The Florida governor argued the result proved he still belonged in the Republican race to beat Donald Trump.
But the 45-year-old staked everything on Iowa’s caucuses, which kicked off the contest, and if he couldn’t win here, it is unlikely he can win anywhere.
Mr DeSantis trails Mr Trump nationally by 50 points. He finds himself low on money and with no path to victory in the next three states to vote.
New Hampshire, where Nikki Haley is leading among its more moderate electorate, goes next.
Then comes Nevada, where the state GOP has tweaked the rules to strongly favour the front-runner, Mr Trump.
Next is South Carolina, home to Ms Haley, and where Mr DeSantis is polling a distant third.
He must also battle low staffing morale. The DeSantis effort spent $34 million (£26.9 million) in adverts and knocked on close to a million doors in Iowa.
And yet he trailed Mr Trump by 30 points and barely fended off Ms Haley, who only became a serious contender in the Midwestern state late last year.
The result has called into question Mr DeSantis’s reason for being in the race.
He ran to the hard Right of Mr Trump, pushing a six-week abortion ban and other staunchly conservative positions at the cost of his chances in later voting states.
It was all in search of the Evangelical voters who crowned Iowa’s victors in 2008, 2012 and 2016. But two-thirds of the Christian-right backed Mr Trump on Monday night.
The former president won 51 per cent of the state’s total Republican voters – more than Mr DeSantis and Ms Haley combined.

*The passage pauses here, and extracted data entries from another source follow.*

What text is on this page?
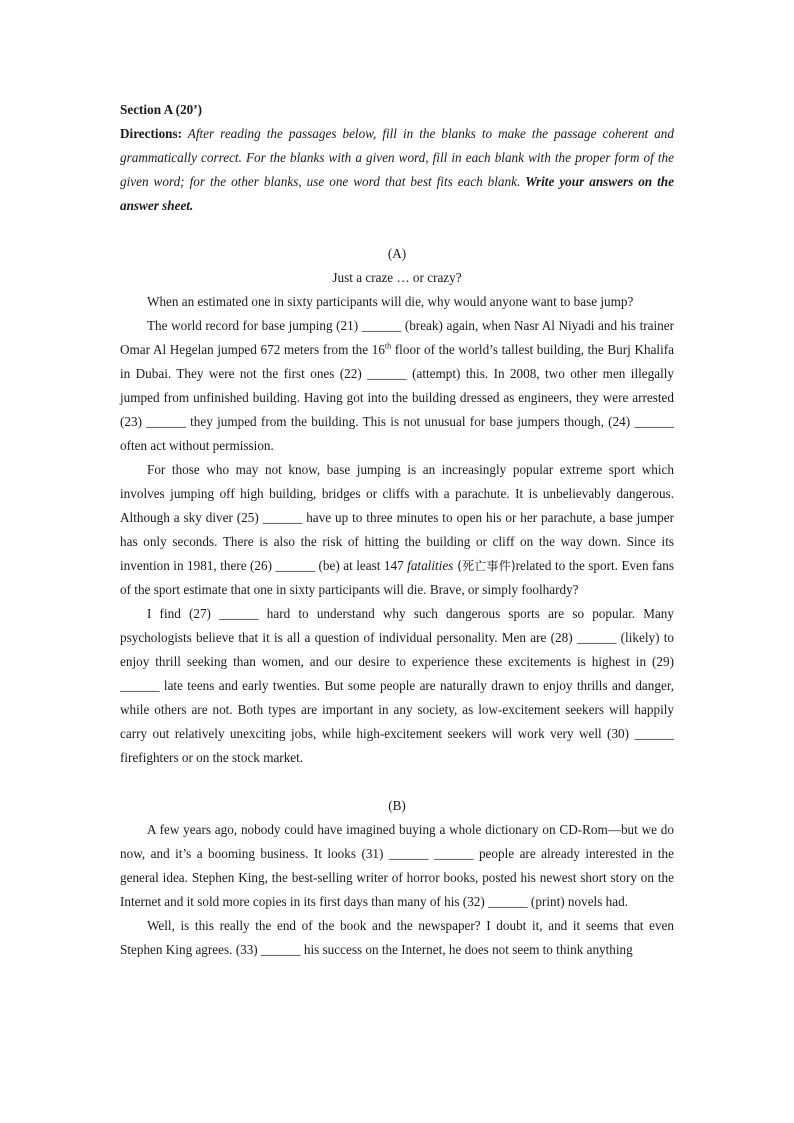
Section A (20’)

Directions: After reading the passages below, fill in the blanks to make the passage coherent and grammatically correct. For the blanks with a given word, fill in each blank with the proper form of the given word; for the other blanks, use one word that best fits each blank. Write your answers on the answer sheet.

(A)

Just a craze … or crazy?

When an estimated one in sixty participants will die, why would anyone want to base jump?

The world record for base jumping (21) ______ (break) again, when Nasr Al Niyadi and his trainer Omar Al Hegelan jumped 672 meters from the 16th floor of the world’s tallest building, the Burj Khalifa in Dubai. They were not the first ones (22) ______ (attempt) this. In 2008, two other men illegally jumped from unfinished building. Having got into the building dressed as engineers, they were arrested (23) ______ they jumped from the building. This is not unusual for base jumpers though, (24) ______ often act without permission.

For those who may not know, base jumping is an increasingly popular extreme sport which involves jumping off high building, bridges or cliffs with a parachute. It is unbelievably dangerous. Although a sky diver (25) ______ have up to three minutes to open his or her parachute, a base jumper has only seconds. There is also the risk of hitting the building or cliff on the way down. Since its invention in 1981, there (26) ______ (be) at least 147 fatalities (死亡事件)related to the sport. Even fans of the sport estimate that one in sixty participants will die. Brave, or simply foolhardy?

I find (27) ______ hard to understand why such dangerous sports are so popular. Many psychologists believe that it is all a question of individual personality. Men are (28) ______ (likely) to enjoy thrill seeking than women, and our desire to experience these excitements is highest in (29) ______ late teens and early twenties. But some people are naturally drawn to enjoy thrills and danger, while others are not. Both types are important in any society, as low-excitement seekers will happily carry out relatively unexciting jobs, while high-excitement seekers will work very well (30) ______ firefighters or on the stock market.

(B)

A few years ago, nobody could have imagined buying a whole dictionary on CD-Rom—but we do now, and it’s a booming business. It looks (31) ______ ______ people are already interested in the general idea. Stephen King, the best-selling writer of horror books, posted his newest short story on the Internet and it sold more copies in its first days than many of his (32) ______ (print) novels had.

Well, is this really the end of the book and the newspaper? I doubt it, and it seems that even Stephen King agrees. (33) ______ his success on the Internet, he does not seem to think anything
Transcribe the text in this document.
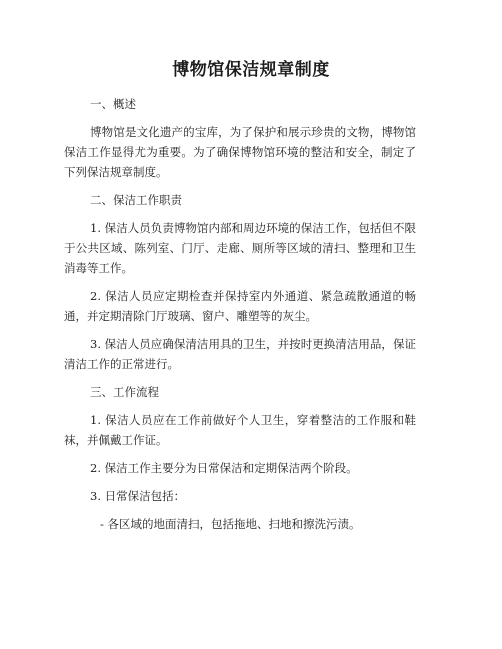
博物馆保洁规章制度
一、概述
博物馆是文化遗产的宝库，为了保护和展示珍贵的文物，博物馆保洁工作显得尤为重要。为了确保博物馆环境的整洁和安全，制定了下列保洁规章制度。
二、保洁工作职责
1. 保洁人员负责博物馆内部和周边环境的保洁工作，包括但不限于公共区域、陈列室、门厅、走廊、厕所等区域的清扫、整理和卫生消毒等工作。
2. 保洁人员应定期检查并保持室内外通道、紧急疏散通道的畅通，并定期清除门厅玻璃、窗户、雕塑等的灰尘。
3. 保洁人员应确保清洁用具的卫生，并按时更换清洁用品，保证清洁工作的正常进行。
三、工作流程
1. 保洁人员应在工作前做好个人卫生，穿着整洁的工作服和鞋袜，并佩戴工作证。
2. 保洁工作主要分为日常保洁和定期保洁两个阶段。
3. 日常保洁包括：
- 各区域的地面清扫，包括拖地、扫地和擦洗污渍。
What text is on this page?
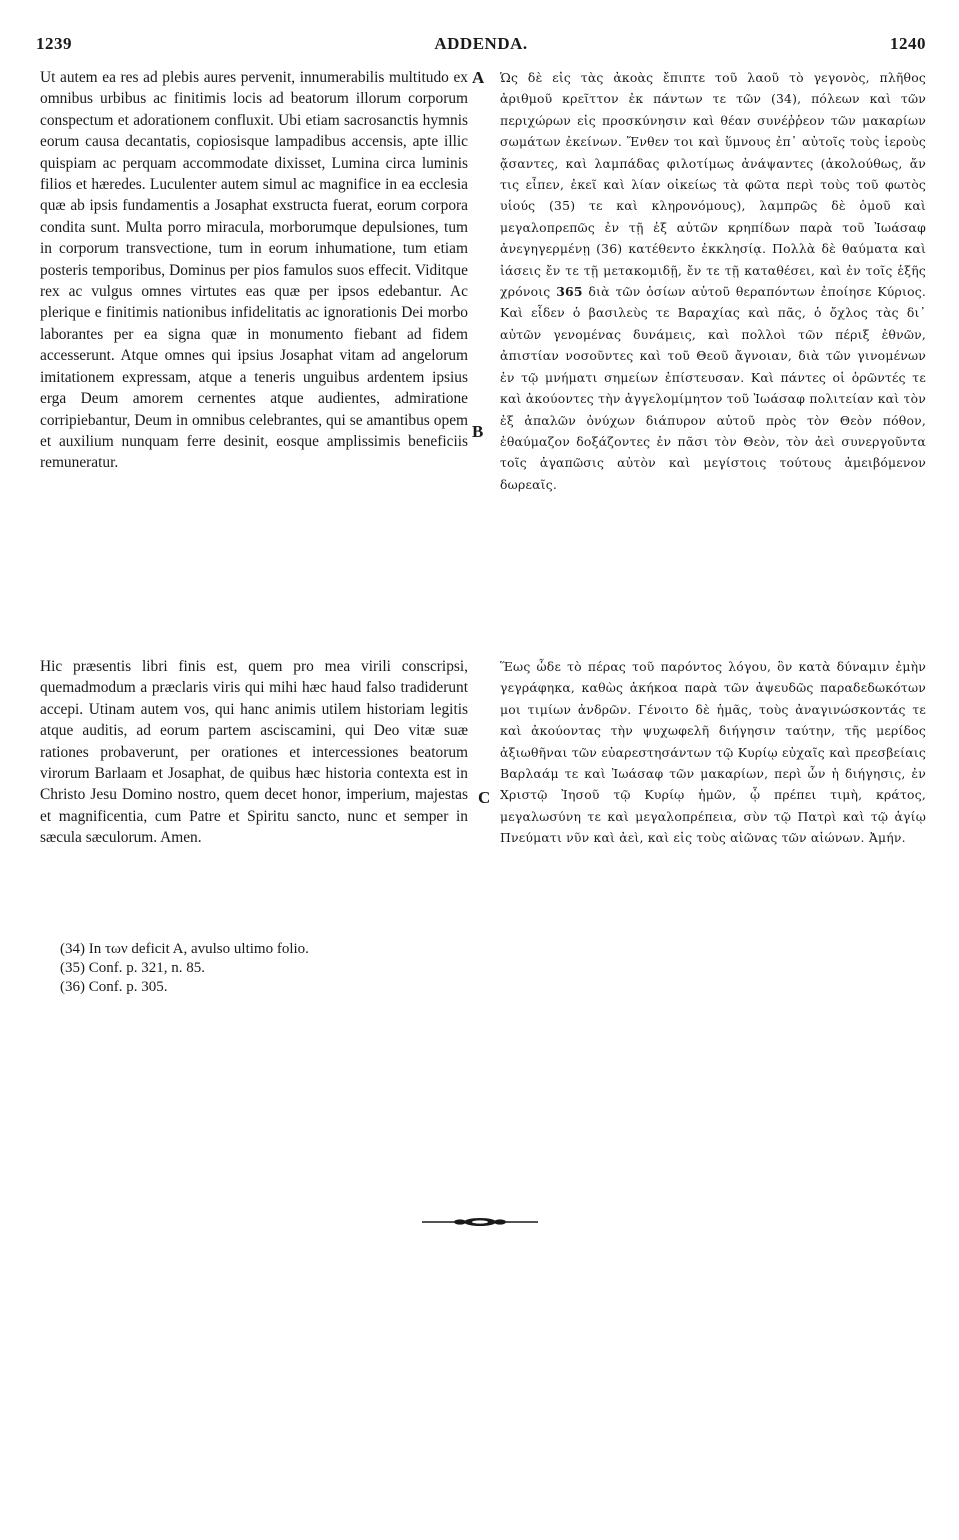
1239	ADDENDA.	1240

Ut autem ea res ad plebis aures pervenit, innumerabilis multitudo ex omnibus urbibus ac finitimis locis ad beatorum illorum corporum conspectum et adorationem confluxit. Ubi etiam sacrosanctis hymnis eorum causa decantatis, copiosisque lampadibus accensis, apte illic quispiam ac perquam accommodate dixisset, Lumina circa luminis filios et hæredes. Luculenter autem simul ac magnifice in ea ecclesia quæ ab ipsis fundamentis a Josaphat exstructa fuerat, eorum corpora condita sunt. Multa porro miracula, morborumque depulsiones, tum in corporum transvectione, tum in eorum inhumatione, tum etiam posteris temporibus, Dominus per pios famulos suos effecit. Viditque rex ac vulgus omnes virtutes eas quæ per ipsos edebantur. Ac plerique e finitimis nationibus infidelitatis ac ignorationis Dei morbo laborantes per ea signa quæ in monumento fiebant ad fidem accesserunt. Atque omnes qui ipsius Josaphat vitam ad angelorum imitationem expressam, atque a teneris unguibus ardentem ipsius erga Deum amorem cernentes atque audientes, admiratione corripiebantur, Deum in omnibus celebrantes, qui se amantibus opem et auxilium nunquam ferre desinit, eosque amplissimis beneficiis remuneratur.

Hic præsentis libri finis est, quem pro mea virili conscripsi, quemadmodum a præclaris viris qui mihi hæc haud falso tradiderunt accepi. Utinam autem vos, qui hanc animis utilem historiam legitis atque auditis, ad eorum partem asciscamini, qui Deo vitæ suæ rationes probaverunt, per orationes et intercessiones beatorum virorum Barlaam et Josaphat, de quibus hæc historia contexta est in Christo Jesu Domino nostro, quem decet honor, imperium, majestas et magnificentia, cum Patre et Spiritu sancto, nunc et semper in sæcula sæculorum. Amen.

A
B
C

Ὡς δὲ εἰς τὰς ἀκοὰς ἔπιπτε τοῦ λαοῦ τὸ γεγονὸς, πλῆθος ἀριθμοῦ κρεῖττον ἐκ πάντων τε τῶν (34), πόλεων καὶ τῶν περιχώρων εἰς προσκύνησιν καὶ θέαν συνέῤῥεον τῶν μακαρίων σωμάτων ἐκείνων. Ἔνθεν τοι καὶ ὕμνους ἐπ᾽ αὐτοῖς τοὺς ἱεροὺς ᾄσαντες, καὶ λαμπάδας φιλοτίμως ἀνάψαντες (ἀκολούθως, ἄν τις εἶπεν, ἐκεῖ καὶ λίαν οἰκείως τὰ φῶτα περὶ τοὺς τοῦ φωτὸς υἱούς (35) τε καὶ κληρονόμους), λαμπρῶς δὲ ὁμοῦ καὶ μεγαλοπρεπῶς ἐν τῇ ἐξ αὐτῶν κρηπίδων παρὰ τοῦ Ἰωάσαφ ἀνεγηγερμένῃ (36) κατέθεντο ἐκκλησίᾳ. Πολλὰ δὲ θαύματα καὶ ἰάσεις ἔν τε τῇ μετακομιδῇ, ἔν τε τῇ καταθέσει, καὶ ἐν τοῖς ἑξῆς χρόνοις 365 διὰ τῶν ὁσίων αὐτοῦ θεραπόντων ἐποίησε Κύριος. Καὶ εἶδεν ὁ βασιλεὺς τε Βαραχίας καὶ πᾶς, ὁ ὄχλος τὰς δι᾽ αὐτῶν γενομένας δυνάμεις, καὶ πολλοὶ τῶν πέριξ ἐθνῶν, ἀπιστίαν νοσοῦντες καὶ τοῦ Θεοῦ ἄγνοιαν, διὰ τῶν γινομένων ἐν τῷ μνήματι σημείων ἐπίστευσαν. Καὶ πάντες οἱ ὁρῶντές τε καὶ ἀκούοντες τὴν ἀγγελομίμητον τοῦ Ἰωάσαφ πολιτείαν καὶ τὸν ἐξ ἁπαλῶν ὀνύχων διάπυρον αὐτοῦ πρὸς τὸν Θεὸν πόθον, ἐθαύμαζον δοξάζοντες ἐν πᾶσι τὸν Θεὸν, τὸν ἀεὶ συνεργοῦντα τοῖς ἀγαπῶσις αὐτὸν καὶ μεγίστοις τούτους ἀμειβόμενον δωρεαῖς.

Ἕως ὧδε τὸ πέρας τοῦ παρόντος λόγου, ὃν κατὰ δύναμιν ἐμὴν γεγράφηκα, καθὼς ἀκήκοα παρὰ τῶν ἀψευδῶς παραδεδωκότων μοι τιμίων ἀνδρῶν. Γένοιτο δὲ ἡμᾶς, τοὺς ἀναγινώσκοντάς τε καὶ ἀκούοντας τὴν ψυχωφελῆ διήγησιν ταύτην, τῆς μερίδος ἀξιωθῆναι τῶν εὐαρεστησάντων τῷ Κυρίῳ εὐχαῖς καὶ πρεσβείαις Βαρλαάμ τε καὶ Ἰωάσαφ τῶν μακαρίων, περὶ ὧν ἡ διήγησις, ἐν Χριστῷ Ἰησοῦ τῷ Κυρίῳ ἡμῶν, ᾧ πρέπει τιμὴ, κράτος, μεγαλωσύνη τε καὶ μεγαλοπρέπεια, σὺν τῷ Πατρὶ καὶ τῷ ἁγίῳ Πνεύματι νῦν καὶ ἀεὶ, καὶ εἰς τοὺς αἰῶνας τῶν αἰώνων. Ἀμήν.

(34) In των deficit A, avulso ultimo folio.
(35) Conf. p. 321, n. 85.
(36) Conf. p. 305.
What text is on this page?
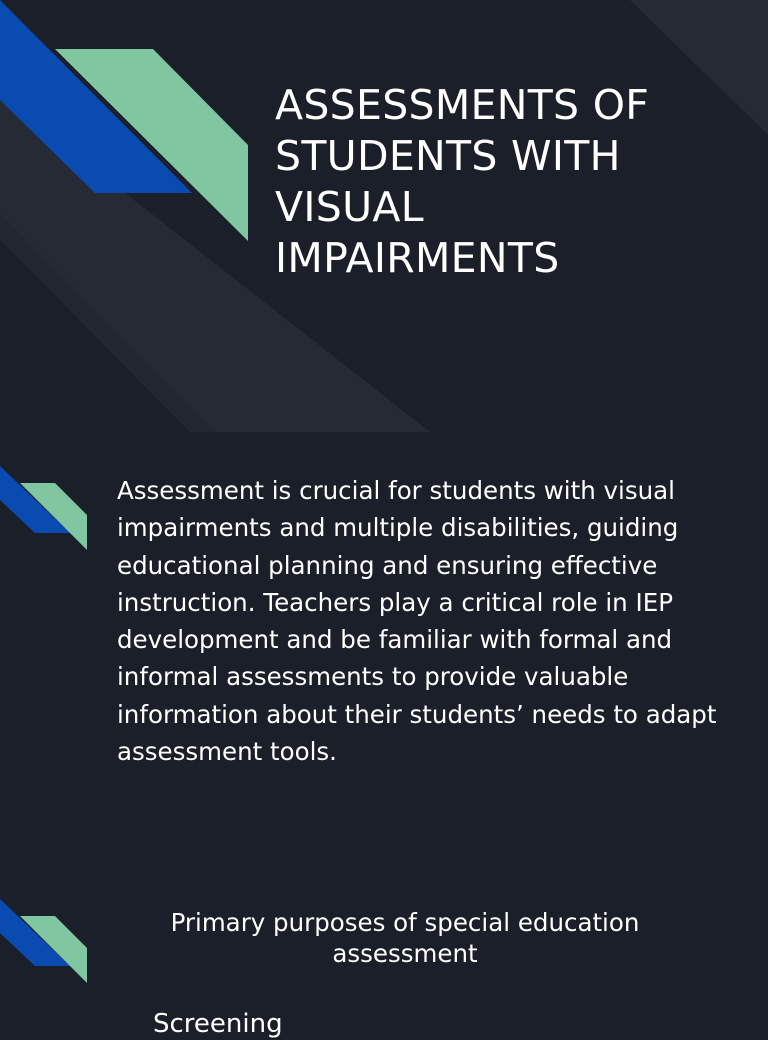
ASSESSMENTS OF
STUDENTS WITH
VISUAL
IMPAIRMENTS

Assessment is crucial for students with visual impairments and multiple disabilities, guiding educational planning and ensuring effective instruction. Teachers play a critical role in IEP development and be familiar with formal and informal assessments to provide valuable information about their students’ needs to adapt assessment tools.

Primary purposes of special education assessment

Screening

One major donor, Dan Eberhart, told The Telegraph the governor was “definitely still in the hunt”. But many others have since abandoned him.
When his political obituary is written, Mr DeSantis may go down as one of the most underwhelming candidates in recent history.
He could not have had a better starting point. He remade a critical purple state into a Republican utopia with a landslide 2022 re-election in Florida.
And he appeared to combine Mr Trump’s shrewd understanding of waging culture wars with a more traditional political pedigree, as a Navy veteran with an Ivy League education and a telegenic wife.
But he struggled to convert the early enthusiasm and a huge war chest into real support.
His wooden public performances and staffing mismanagement take a portion of the blame.
Mr DeSantis himself pointed the finger at the “Praetorian Guard of the conservative media”, which he claimed was shilling for Mr Trump. Ultimately, it was a fundamental strategic blunder that cost him.
He gambled on winning the “MAGA” base by attempting to out-Trump Mr Trump. He discovered that replicating the former president’s success takes more than simply mimicking him.